The European Parliament and Council negotiators reached a provisional agreement on the Artificial Intelligence Act on December 8. The regulation aims to ensure that “fundamental rights, democracy, the rule of law and environmental sustainability are protected from high-risk AI, while boosting innovation and making Europe a leader in the field.” The rules would establish obligations for artificial intelligence (AI) based on its potential risks and level of impact.

The agreement is a world first and described as “historic” by Thierry Breton, the European Commissioner responsible for a suite of European laws that will also govern social media and search engines.

“The EU becomes the very first continent to set clear rules for the use of AI. The AI Act is much more than a rulebook — it’s a launchpad for EU startups and researchers to lead the global AI race,” said Breton, who also hinted at further changes, saying “The best is yet to come!”

The landmark deal came after a 37-hour session between the European Parliament and EU member states.

MEP Brando Benefei, who co-led the parliament’s negotiating team, said: “Thanks to the European Parliament’s resilience, the world’s first horizontal legislation on artificial intelligence will keep the European promise – ensuring that rights and freedoms are at the centre of the development of this ground-breaking technology.”

Benefei co-led the parliament’s negotiating team with Romanian MEP Dragoș Tudorache, who has led the European Parliament’s campaign to regulate AI, and described the agreement as “the first in the world to set in place robust regulation on AI, guiding its development and evolution in a human-centric direction.”

“The AI Act sets rules for large, powerful AI models, ensuring they do not present systemic risks to the Union and offers strong safeguards for our citizens and our democracies against any abuses of technology by public authorities,” said Tudorache.

Specifically, the agreement is built on a risk-based tiered system where the highest level of regulation applies to those machines that pose the highest risk due to their “significant potential harm to health, safety, fundamental rights, environment, democracy and the rule of law.”

AI systems used to influence the outcome of elections and voter behavior are also classified as high-risk.

The AI Act prohibits:

  • biometric categorization systems that use sensitive characteristics such as political and religious beliefs, sexual orientation, or race;
  • untargeted scraping of facial images from the internet or CCTV footage to create facial recognition databases;
  • emotion recognition in the workplace and educational institutions;
  • social scoring based on social behavior or personal characteristics;
  • AI systems that manipulate human behavior to circumvent their free will;
  • AI used to exploit the vulnerabilities of people due to age, disability, social or economic situation.

Outside of this, officials provided few details of exactly what will constitute the eventual law, which will likely not take effect until at least 2025.

News of the landmark agreement wasn’t universally well received.

“Hope you’re aware of the mounting frustration among European developers right now.

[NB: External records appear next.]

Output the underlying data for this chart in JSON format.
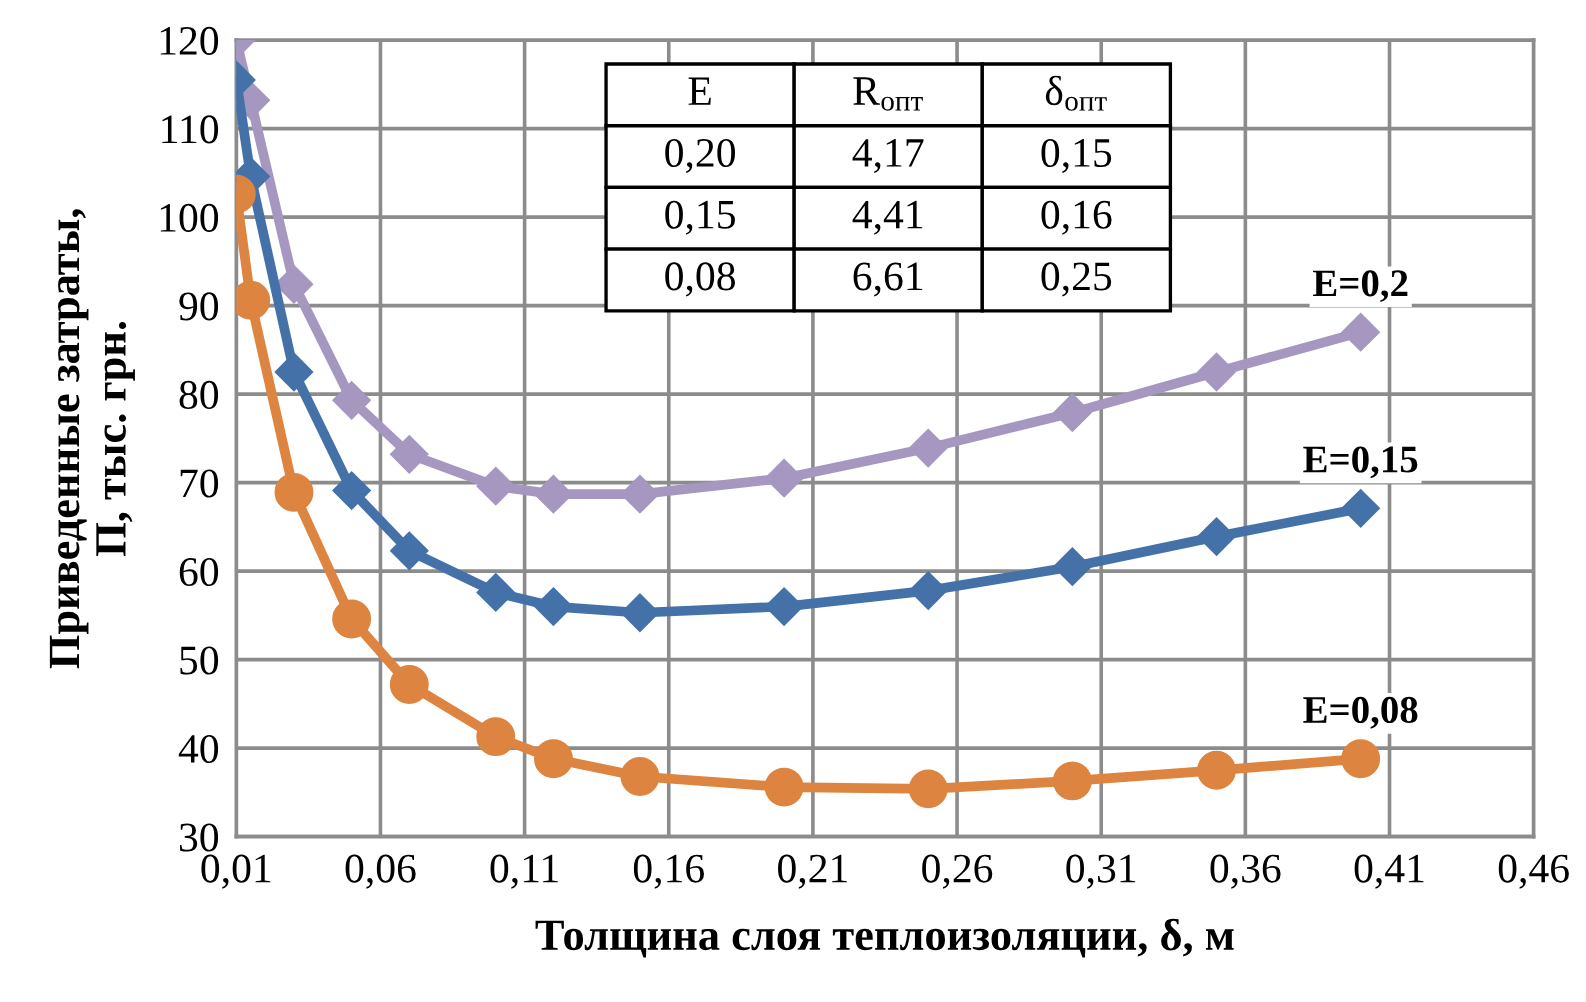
{
  "chart_data": {
    "type": "line",
    "xlabel": "Толщина слоя теплоизоляции, δ, м",
    "ylabel": "Приведенные затраты,\nП, тыс. грн.",
    "xlim": [
      0.01,
      0.46
    ],
    "xticks": [
      {
        "value": 0.01,
        "label": "0,01"
      },
      {
        "value": 0.06,
        "label": "0,06"
      },
      {
        "value": 0.11,
        "label": "0,11"
      },
      {
        "value": 0.16,
        "label": "0,16"
      },
      {
        "value": 0.21,
        "label": "0,21"
      },
      {
        "value": 0.26,
        "label": "0,26"
      },
      {
        "value": 0.31,
        "label": "0,31"
      },
      {
        "value": 0.36,
        "label": "0,36"
      },
      {
        "value": 0.41,
        "label": "0,41"
      },
      {
        "value": 0.46,
        "label": "0,46"
      }
    ],
    "ylim": [
      30,
      120
    ],
    "yticks": [
      30,
      40,
      50,
      60,
      70,
      80,
      90,
      100,
      110,
      120
    ],
    "grid": true,
    "legend": false,
    "x": [
      0.01,
      0.015,
      0.03,
      0.05,
      0.07,
      0.1,
      0.12,
      0.15,
      0.2,
      0.25,
      0.3,
      0.35,
      0.4
    ],
    "series": [
      {
        "name": "E=0,2",
        "color": "#a597c0",
        "marker": "diamond",
        "values": [
          120,
          113.2,
          92.4,
          79.3,
          73.2,
          69.6,
          68.7,
          68.7,
          70.5,
          73.9,
          77.9,
          82.5,
          87
        ]
      },
      {
        "name": "E=0,15",
        "color": "#4472a8",
        "marker": "diamond",
        "values": [
          115.5,
          104.6,
          82.5,
          69.1,
          62.3,
          57.6,
          56,
          55.3,
          56,
          57.8,
          60.5,
          63.9,
          67.1
        ]
      },
      {
        "name": "E=0,08",
        "color": "#dd8540",
        "marker": "circle",
        "values": [
          102.6,
          90.6,
          68.9,
          54.6,
          47.2,
          41.3,
          38.8,
          36.8,
          35.6,
          35.4,
          36.3,
          37.5,
          38.8
        ]
      }
    ],
    "annotations": [
      "E",
      "R$_{опт}$",
      "δ$_{опт}$",
      "0,20",
      "4,17",
      "0,15",
      "0,15",
      "4,41",
      "0,16",
      "0,08",
      "6,61",
      "0,25"
    ]
  }
}
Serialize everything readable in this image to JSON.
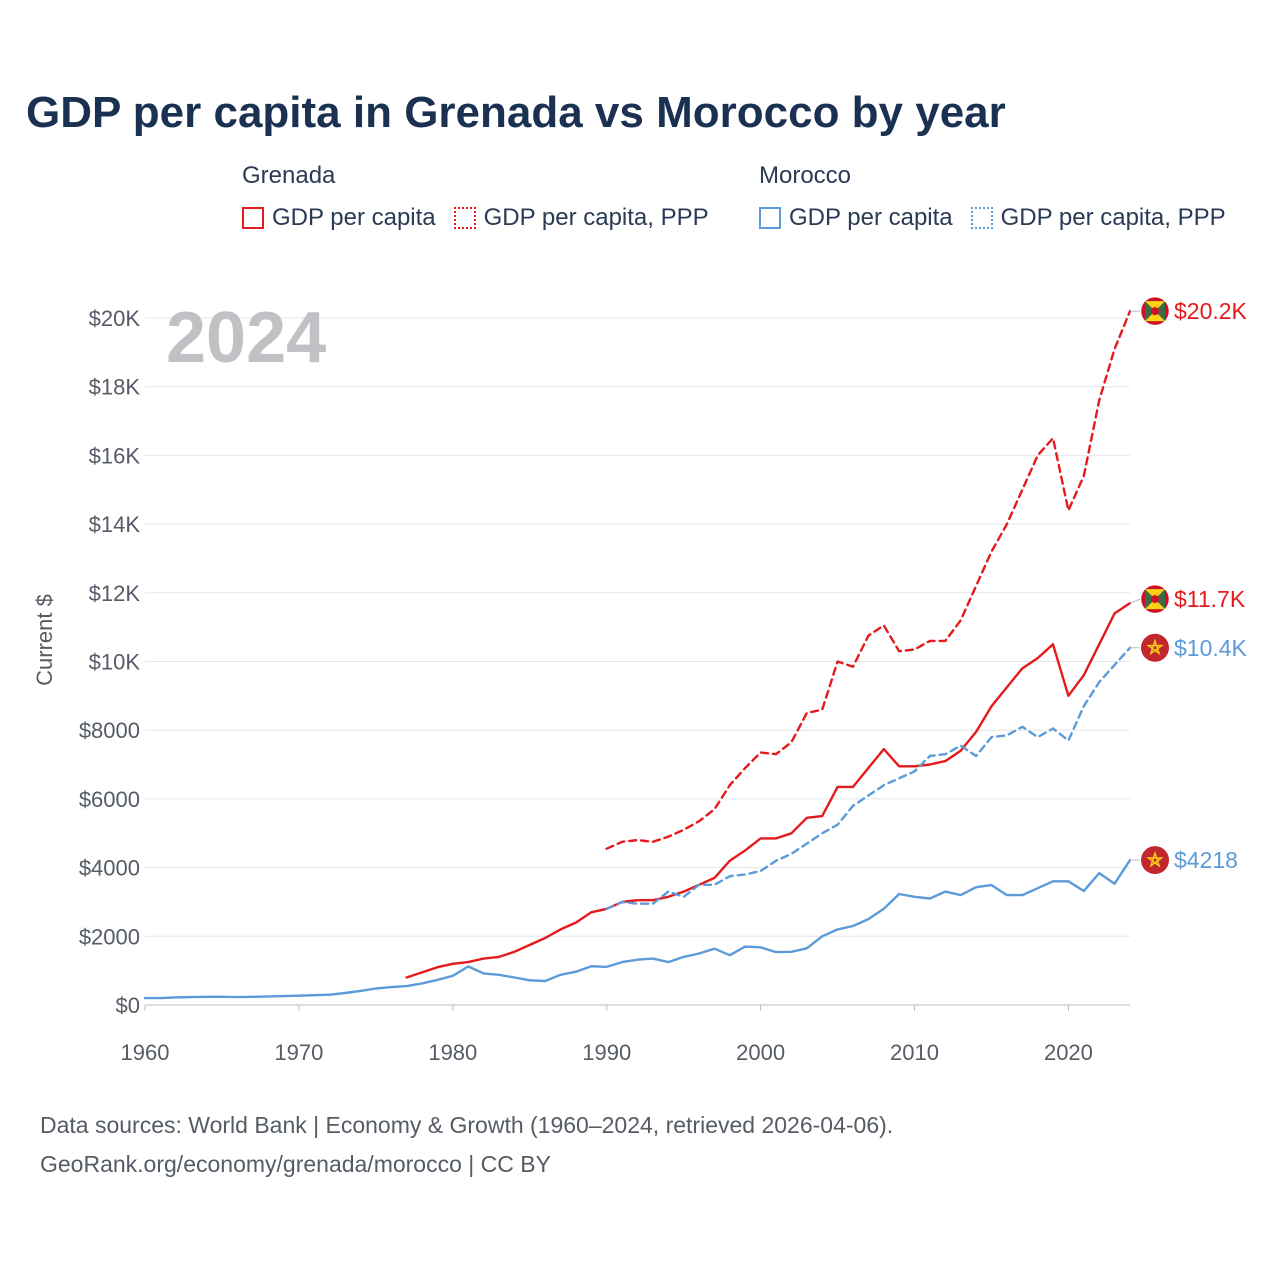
{
  "title": "GDP per capita in Grenada vs Morocco by year",
  "legend": {
    "groups": [
      {
        "name": "Grenada",
        "items": [
          "GDP per capita",
          "GDP per capita, PPP"
        ]
      },
      {
        "name": "Morocco",
        "items": [
          "GDP per capita",
          "GDP per capita, PPP"
        ]
      }
    ]
  },
  "year_watermark": "2024",
  "source": {
    "line1": "Data sources: World Bank | Economy & Growth (1960–2024, retrieved 2026-04-06).",
    "line2": "GeoRank.org/economy/grenada/morocco | CC BY"
  },
  "colors": {
    "grenada": "#e41a1c",
    "morocco": "#5b9bd9"
  },
  "chart_data": {
    "type": "line",
    "title": "GDP per capita in Grenada vs Morocco by year",
    "xlabel": "",
    "ylabel": "Current $",
    "xlim": [
      1960,
      2024
    ],
    "ylim": [
      0,
      20000
    ],
    "x_ticks": [
      1960,
      1970,
      1980,
      1990,
      2000,
      2010,
      2020
    ],
    "y_ticks": [
      0,
      2000,
      4000,
      6000,
      8000,
      10000,
      12000,
      14000,
      16000,
      18000,
      20000
    ],
    "y_tick_labels": [
      "$0",
      "$2000",
      "$4000",
      "$6000",
      "$8000",
      "$10K",
      "$12K",
      "$14K",
      "$16K",
      "$18K",
      "$20K"
    ],
    "grid": true,
    "series": [
      {
        "name": "Grenada GDP per capita",
        "country": "Grenada",
        "style": "solid",
        "color": "#e41a1c",
        "end_label": "$11.7K",
        "x": [
          1977,
          1978,
          1979,
          1980,
          1981,
          1982,
          1983,
          1984,
          1985,
          1986,
          1987,
          1988,
          1989,
          1990,
          1991,
          1992,
          1993,
          1994,
          1995,
          1996,
          1997,
          1998,
          1999,
          2000,
          2001,
          2002,
          2003,
          2004,
          2005,
          2006,
          2007,
          2008,
          2009,
          2010,
          2011,
          2012,
          2013,
          2014,
          2015,
          2016,
          2017,
          2018,
          2019,
          2020,
          2021,
          2022,
          2023,
          2024
        ],
        "values": [
          800,
          950,
          1100,
          1200,
          1250,
          1350,
          1400,
          1550,
          1750,
          1950,
          2200,
          2400,
          2700,
          2800,
          3000,
          3050,
          3050,
          3150,
          3300,
          3500,
          3700,
          4200,
          4500,
          4850,
          4850,
          5000,
          5450,
          5500,
          6350,
          6350,
          6900,
          7450,
          6950,
          6950,
          7000,
          7100,
          7400,
          7950,
          8700,
          9250,
          9800,
          10100,
          10500,
          9000,
          9600,
          10500,
          11400,
          11700
        ]
      },
      {
        "name": "Grenada GDP per capita, PPP",
        "country": "Grenada",
        "style": "dashed",
        "color": "#e41a1c",
        "end_label": "$20.2K",
        "x": [
          1990,
          1991,
          1992,
          1993,
          1994,
          1995,
          1996,
          1997,
          1998,
          1999,
          2000,
          2001,
          2002,
          2003,
          2004,
          2005,
          2006,
          2007,
          2008,
          2009,
          2010,
          2011,
          2012,
          2013,
          2014,
          2015,
          2016,
          2017,
          2018,
          2019,
          2020,
          2021,
          2022,
          2023,
          2024
        ],
        "values": [
          4550,
          4750,
          4800,
          4750,
          4900,
          5100,
          5350,
          5700,
          6400,
          6900,
          7350,
          7300,
          7650,
          8500,
          8600,
          10000,
          9850,
          10750,
          11050,
          10300,
          10350,
          10600,
          10600,
          11200,
          12200,
          13200,
          14000,
          15000,
          16000,
          16500,
          14400,
          15400,
          17600,
          19100,
          20200
        ]
      },
      {
        "name": "Morocco GDP per capita",
        "country": "Morocco",
        "style": "solid",
        "color": "#5b9bd9",
        "end_label": "$4218",
        "x": [
          1960,
          1961,
          1962,
          1963,
          1964,
          1965,
          1966,
          1967,
          1968,
          1969,
          1970,
          1971,
          1972,
          1973,
          1974,
          1975,
          1976,
          1977,
          1978,
          1979,
          1980,
          1981,
          1982,
          1983,
          1984,
          1985,
          1986,
          1987,
          1988,
          1989,
          1990,
          1991,
          1992,
          1993,
          1994,
          1995,
          1996,
          1997,
          1998,
          1999,
          2000,
          2001,
          2002,
          2003,
          2004,
          2005,
          2006,
          2007,
          2008,
          2009,
          2010,
          2011,
          2012,
          2013,
          2014,
          2015,
          2016,
          2017,
          2018,
          2019,
          2020,
          2021,
          2022,
          2023,
          2024
        ],
        "values": [
          200,
          200,
          220,
          230,
          240,
          240,
          230,
          240,
          250,
          260,
          270,
          285,
          300,
          350,
          410,
          480,
          520,
          550,
          630,
          730,
          850,
          1120,
          920,
          880,
          800,
          720,
          700,
          880,
          970,
          1130,
          1110,
          1250,
          1320,
          1350,
          1250,
          1400,
          1500,
          1640,
          1450,
          1700,
          1680,
          1540,
          1550,
          1650,
          2000,
          2200,
          2300,
          2500,
          2800,
          3230,
          3150,
          3100,
          3300,
          3200,
          3430,
          3490,
          3200,
          3200,
          3400,
          3600,
          3600,
          3320,
          3840,
          3530,
          4218
        ]
      },
      {
        "name": "Morocco GDP per capita, PPP",
        "country": "Morocco",
        "style": "dashed",
        "color": "#5b9bd9",
        "end_label": "$10.4K",
        "x": [
          1990,
          1991,
          1992,
          1993,
          1994,
          1995,
          1996,
          1997,
          1998,
          1999,
          2000,
          2001,
          2002,
          2003,
          2004,
          2005,
          2006,
          2007,
          2008,
          2009,
          2010,
          2011,
          2012,
          2013,
          2014,
          2015,
          2016,
          2017,
          2018,
          2019,
          2020,
          2021,
          2022,
          2023,
          2024
        ],
        "values": [
          2800,
          3000,
          2950,
          2950,
          3300,
          3150,
          3500,
          3500,
          3750,
          3800,
          3900,
          4200,
          4400,
          4700,
          5000,
          5250,
          5800,
          6100,
          6400,
          6600,
          6800,
          7250,
          7300,
          7550,
          7250,
          7800,
          7850,
          8100,
          7800,
          8050,
          7700,
          8700,
          9400,
          9900,
          10400
        ]
      }
    ]
  }
}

Hate being sarcastic, but this is truly literally the textbook definition of a decaying bureaucratic superstructure,” said one commenter, under Breton’s announcement post.

Another suggested, “It’s more than historic. It’s prehistoric.”

The majority of industry complaints seemed to regard the agreement and early details on the regulation as a backward step in the EU’s support for innovative technology and startups, especially in the year that the bloc’s landmark Markets in Crypto Assets regulation (MiCA) was passed into law.

MiCA was warmly received by the industry for its digital asset-specific rules, with many comparing it favorably to the current state of—supposed—uncertainty in the United States.

Despite some early retractors, the Act’s champions in the European Parliament maintain that the agreement represents a significant step forward.

“We are the first in the world to set in place real regulation for AI, and for the future digital world driven by AI, guiding the development and evolution of this technology in a human-centric direction,” said Tudorache on X.